L’âge, bien sûr, est une donnée-clé : 17 ans, comme dans le poème de Rimbaud, la transition vers l'âge adulte, les rites d’initiation… Pour certains c’est l’alcool et la drogue, pour d’autres ce sera le sexe, mais de toute façon l’expérience des limites, et en cela l’héroïne n’est pas si différente de ses congénères. On imagine un futur proche où les magazines pourraient titrer « Se prostituer, la nouvelle coke », tant la banalisation du porno et la facilité des rencontres sur Internet ont rendu la chose facile.
Mais au-delà du phénomène de société (dont on est loin d’avoir encore mesuré tous les impacts, je pense), ce film aborde la vraie question : pourquoi ne pas le faire ? En quoi une vie « normale », dans une famille Ricoré, serait-elle supérieure à celle que vit notre héroïne en cachette ? Comment pourrait-elle arrêter ? En cela, la fin surtout ne m’a pas déçue : Ozon nous en propose d’abord une fausse, et j’ai eu un peu peur quand l’image s’est arrêtée sur le pont aux cadenas d’amour, pour mieux nous secouer avec la vraie. Une fin en bouquet final avec la magnifique Charlotte Rampling, la seule, finalement, à comprendre Isabelle… avec quelques-un(e)s d’entre nous !

vendredi 14 juin 2013

L'origine 1/2


Je mène depuis quelques années une double vie. Docteur Jekyll et Mister Hyde au féminin : employée modèle le jour, et escort-girl la nuit.

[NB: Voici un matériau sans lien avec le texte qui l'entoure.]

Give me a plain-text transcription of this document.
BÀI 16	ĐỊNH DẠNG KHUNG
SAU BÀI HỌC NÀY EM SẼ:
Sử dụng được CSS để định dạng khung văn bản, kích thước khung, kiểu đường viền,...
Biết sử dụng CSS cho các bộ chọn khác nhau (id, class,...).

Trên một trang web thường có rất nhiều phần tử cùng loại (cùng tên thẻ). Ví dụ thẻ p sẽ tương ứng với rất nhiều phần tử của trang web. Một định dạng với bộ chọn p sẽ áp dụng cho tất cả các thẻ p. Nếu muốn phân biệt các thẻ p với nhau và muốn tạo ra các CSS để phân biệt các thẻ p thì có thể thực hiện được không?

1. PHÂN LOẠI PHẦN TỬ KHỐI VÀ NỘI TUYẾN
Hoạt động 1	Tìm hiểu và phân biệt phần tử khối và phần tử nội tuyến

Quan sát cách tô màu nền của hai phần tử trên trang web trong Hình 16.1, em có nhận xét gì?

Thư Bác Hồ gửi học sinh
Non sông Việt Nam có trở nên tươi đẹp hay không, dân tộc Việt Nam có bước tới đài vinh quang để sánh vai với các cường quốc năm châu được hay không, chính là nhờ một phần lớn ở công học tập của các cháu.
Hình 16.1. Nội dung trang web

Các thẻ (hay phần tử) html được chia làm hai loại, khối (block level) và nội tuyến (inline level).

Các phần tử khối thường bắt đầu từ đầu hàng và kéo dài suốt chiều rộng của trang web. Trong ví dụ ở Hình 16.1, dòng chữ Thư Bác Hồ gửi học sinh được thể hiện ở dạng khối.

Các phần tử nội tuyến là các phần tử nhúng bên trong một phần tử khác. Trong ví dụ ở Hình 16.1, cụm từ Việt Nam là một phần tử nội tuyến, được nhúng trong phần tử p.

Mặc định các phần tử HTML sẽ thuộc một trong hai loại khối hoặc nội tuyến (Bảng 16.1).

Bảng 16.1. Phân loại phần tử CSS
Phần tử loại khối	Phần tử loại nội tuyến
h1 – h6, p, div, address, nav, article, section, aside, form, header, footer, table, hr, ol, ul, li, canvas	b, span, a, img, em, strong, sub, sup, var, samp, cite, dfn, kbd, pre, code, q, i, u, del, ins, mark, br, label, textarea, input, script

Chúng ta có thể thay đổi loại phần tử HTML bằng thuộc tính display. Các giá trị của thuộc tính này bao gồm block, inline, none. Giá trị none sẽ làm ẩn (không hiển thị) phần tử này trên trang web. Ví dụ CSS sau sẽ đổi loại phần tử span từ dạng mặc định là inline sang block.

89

Enfin, pas toutes les nuits, heureusement, je ne tiendrais pas le rythme et aurais bien du mal à ne pas me faire démasquer…


Les clients me demandent souvent « comment j’en suis arrivée là », soupçonnant une peine d’amour, des soucis financiers ou quelques problèmes psychologiques mal réglés… Je ne rechigne pas à leur faire, en version courte ou en version longue, l’histoire de ma découverte du monde vénal, même si cette histoire suscite parfois l’incrédulité.
En effet, je peux dire que je suis devenue escorte par hasard. Par défi, aussi. J’avais bien sûr ce fantasme en moi depuis très longtemps. J’avais été plus que troublée devant certaines scènes de cinéma, j’admirais les personnages de garce et celles qui jouaient de leurs charmes avec assurance. Je convoquais assez souvent ce fantasme lors de mes ébats, allant jusqu’à m’imaginer, perverse, que le bel homme qui me faisait l’amour était en fait un client gras et repoussant que j’étais forcée d’accepter contre une poignée de billets.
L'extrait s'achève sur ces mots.